Cleaning Validation Calculation Guide
Purpose
Cleaning validation calculations help teams set practical residue limits. They translate product risk into numbers. The limits support swab sampling, rinse sampling, and final review. This calculator uses common validation logic. It compares therapeutic dose, ADE, ppm, and optional manual limits.
MACO Logic
MACO means maximum allowable carryover. It is the largest residue amount that may remain on shared equipment. The value should be conservative. It should also match the selected scientific rationale. Many teams start with dose based calculations. They then compare the result with a ppm limit. If an ADE or PDE value is available, it may provide a stronger health based option.
Sampling Limits
Surface area matters because residue is spread across equipment. A low MACO over a large area creates a strict swab limit. The swab area changes the limit per sample. Recovery also matters. A method with lower recovery may need a lower reportable acceptance value. This helps avoid passing a sample that hides unrecovered residue.
Rinse Review
Rinse calculations use the final rinse volume. The calculator converts the allowed residue into a concentration limit. This is useful when full surface swabbing is not practical. Rinse sampling can cover hidden parts. It may also support hard to reach locations. Still, rinse results should be justified with method recovery and equipment design.
Result Decision
Actual results can be checked against limits. The calculator projects total residue from a swab result. It also estimates residue from rinse concentration. The higher projected residue is compared with the final MACO. This creates a simple pass or fail decision. It does not replace a protocol. It supports protocol preparation and review.
Documentation
Good cleaning validation records should include assumptions.

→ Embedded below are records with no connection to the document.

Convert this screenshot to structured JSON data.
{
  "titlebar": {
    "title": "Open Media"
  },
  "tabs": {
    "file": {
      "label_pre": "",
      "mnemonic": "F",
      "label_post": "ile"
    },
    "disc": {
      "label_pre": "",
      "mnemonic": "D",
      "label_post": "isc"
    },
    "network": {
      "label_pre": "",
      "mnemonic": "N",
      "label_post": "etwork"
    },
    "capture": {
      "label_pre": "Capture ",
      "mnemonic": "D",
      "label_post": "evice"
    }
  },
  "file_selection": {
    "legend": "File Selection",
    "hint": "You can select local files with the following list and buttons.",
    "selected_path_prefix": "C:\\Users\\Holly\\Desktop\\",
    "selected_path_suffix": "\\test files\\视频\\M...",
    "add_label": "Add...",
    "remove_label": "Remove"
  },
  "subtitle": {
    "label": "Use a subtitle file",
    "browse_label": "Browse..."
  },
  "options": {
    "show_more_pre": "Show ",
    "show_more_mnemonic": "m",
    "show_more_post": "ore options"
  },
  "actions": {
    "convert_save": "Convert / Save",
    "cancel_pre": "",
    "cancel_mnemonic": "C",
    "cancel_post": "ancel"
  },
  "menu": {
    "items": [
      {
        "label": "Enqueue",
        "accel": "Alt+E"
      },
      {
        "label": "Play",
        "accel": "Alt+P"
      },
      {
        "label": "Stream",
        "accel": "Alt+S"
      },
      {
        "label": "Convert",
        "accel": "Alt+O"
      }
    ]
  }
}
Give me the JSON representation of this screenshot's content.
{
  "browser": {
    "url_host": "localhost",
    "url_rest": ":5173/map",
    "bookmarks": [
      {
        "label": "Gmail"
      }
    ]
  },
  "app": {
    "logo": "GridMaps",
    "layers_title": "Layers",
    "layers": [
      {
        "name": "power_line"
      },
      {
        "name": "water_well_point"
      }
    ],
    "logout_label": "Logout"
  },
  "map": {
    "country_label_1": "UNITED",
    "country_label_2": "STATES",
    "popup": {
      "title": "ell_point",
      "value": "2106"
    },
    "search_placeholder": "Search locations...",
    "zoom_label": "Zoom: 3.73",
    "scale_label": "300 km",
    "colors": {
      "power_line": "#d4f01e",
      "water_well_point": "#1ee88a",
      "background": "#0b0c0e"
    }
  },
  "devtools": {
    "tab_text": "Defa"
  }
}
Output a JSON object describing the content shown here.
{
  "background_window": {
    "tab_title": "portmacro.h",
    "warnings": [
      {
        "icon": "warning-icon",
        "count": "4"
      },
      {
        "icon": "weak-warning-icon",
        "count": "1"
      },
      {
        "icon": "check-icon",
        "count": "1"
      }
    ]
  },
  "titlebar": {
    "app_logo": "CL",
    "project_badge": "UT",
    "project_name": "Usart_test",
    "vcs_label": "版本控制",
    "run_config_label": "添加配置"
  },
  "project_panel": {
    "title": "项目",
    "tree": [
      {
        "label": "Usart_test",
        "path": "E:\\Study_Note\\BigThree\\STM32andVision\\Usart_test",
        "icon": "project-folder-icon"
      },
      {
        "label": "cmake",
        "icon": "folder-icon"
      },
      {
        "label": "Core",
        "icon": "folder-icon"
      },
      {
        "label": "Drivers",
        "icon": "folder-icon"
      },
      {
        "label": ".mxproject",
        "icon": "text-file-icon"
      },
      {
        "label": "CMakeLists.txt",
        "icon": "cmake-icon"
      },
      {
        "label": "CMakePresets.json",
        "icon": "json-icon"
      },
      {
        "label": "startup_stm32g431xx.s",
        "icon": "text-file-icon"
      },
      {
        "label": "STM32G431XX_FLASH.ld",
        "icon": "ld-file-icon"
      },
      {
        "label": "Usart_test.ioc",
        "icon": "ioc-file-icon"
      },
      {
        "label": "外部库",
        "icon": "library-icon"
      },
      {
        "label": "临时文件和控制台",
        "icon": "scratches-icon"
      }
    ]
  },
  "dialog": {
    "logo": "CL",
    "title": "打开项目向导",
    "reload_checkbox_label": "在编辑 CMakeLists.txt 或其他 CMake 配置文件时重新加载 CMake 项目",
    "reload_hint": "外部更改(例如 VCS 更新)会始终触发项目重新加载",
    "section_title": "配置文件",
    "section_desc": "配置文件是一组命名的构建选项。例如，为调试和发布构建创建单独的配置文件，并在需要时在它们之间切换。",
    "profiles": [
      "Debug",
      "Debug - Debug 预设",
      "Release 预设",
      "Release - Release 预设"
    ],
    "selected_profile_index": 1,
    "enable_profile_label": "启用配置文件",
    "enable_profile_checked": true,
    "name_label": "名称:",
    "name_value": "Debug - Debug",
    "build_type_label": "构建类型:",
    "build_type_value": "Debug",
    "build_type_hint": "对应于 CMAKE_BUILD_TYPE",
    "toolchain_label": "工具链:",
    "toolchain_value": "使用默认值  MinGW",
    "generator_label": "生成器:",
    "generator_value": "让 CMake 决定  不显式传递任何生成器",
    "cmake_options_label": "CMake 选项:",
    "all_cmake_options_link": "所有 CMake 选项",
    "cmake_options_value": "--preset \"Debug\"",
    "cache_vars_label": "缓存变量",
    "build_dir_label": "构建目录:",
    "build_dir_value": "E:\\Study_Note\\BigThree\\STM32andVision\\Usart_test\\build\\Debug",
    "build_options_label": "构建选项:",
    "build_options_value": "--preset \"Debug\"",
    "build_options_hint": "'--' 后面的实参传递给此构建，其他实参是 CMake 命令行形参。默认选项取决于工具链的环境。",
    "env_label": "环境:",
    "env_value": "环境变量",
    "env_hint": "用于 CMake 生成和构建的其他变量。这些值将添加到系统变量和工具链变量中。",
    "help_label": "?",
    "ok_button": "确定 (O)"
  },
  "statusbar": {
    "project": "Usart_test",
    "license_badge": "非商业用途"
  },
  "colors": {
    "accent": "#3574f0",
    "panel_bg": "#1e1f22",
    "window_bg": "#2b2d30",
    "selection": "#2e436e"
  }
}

Record the batch size, dose values, safety factor, surface area, recovery, and sampling plan. Keep units consistent. Use the smallest meaningful batch size for the next product. Use the highest daily dose for the next product. Review toxicology values with qualified staff. Recheck formulas when products, equipment, or limits change. A careful calculation improves traceability. It also helps auditors follow the acceptance logic without confusion. For advanced work, document worst case choices. Explain why one product is harder to clean. Explain why another product is more sensitive. Link each calculation to sampling maps, laboratory methods, and deviation rules before approval.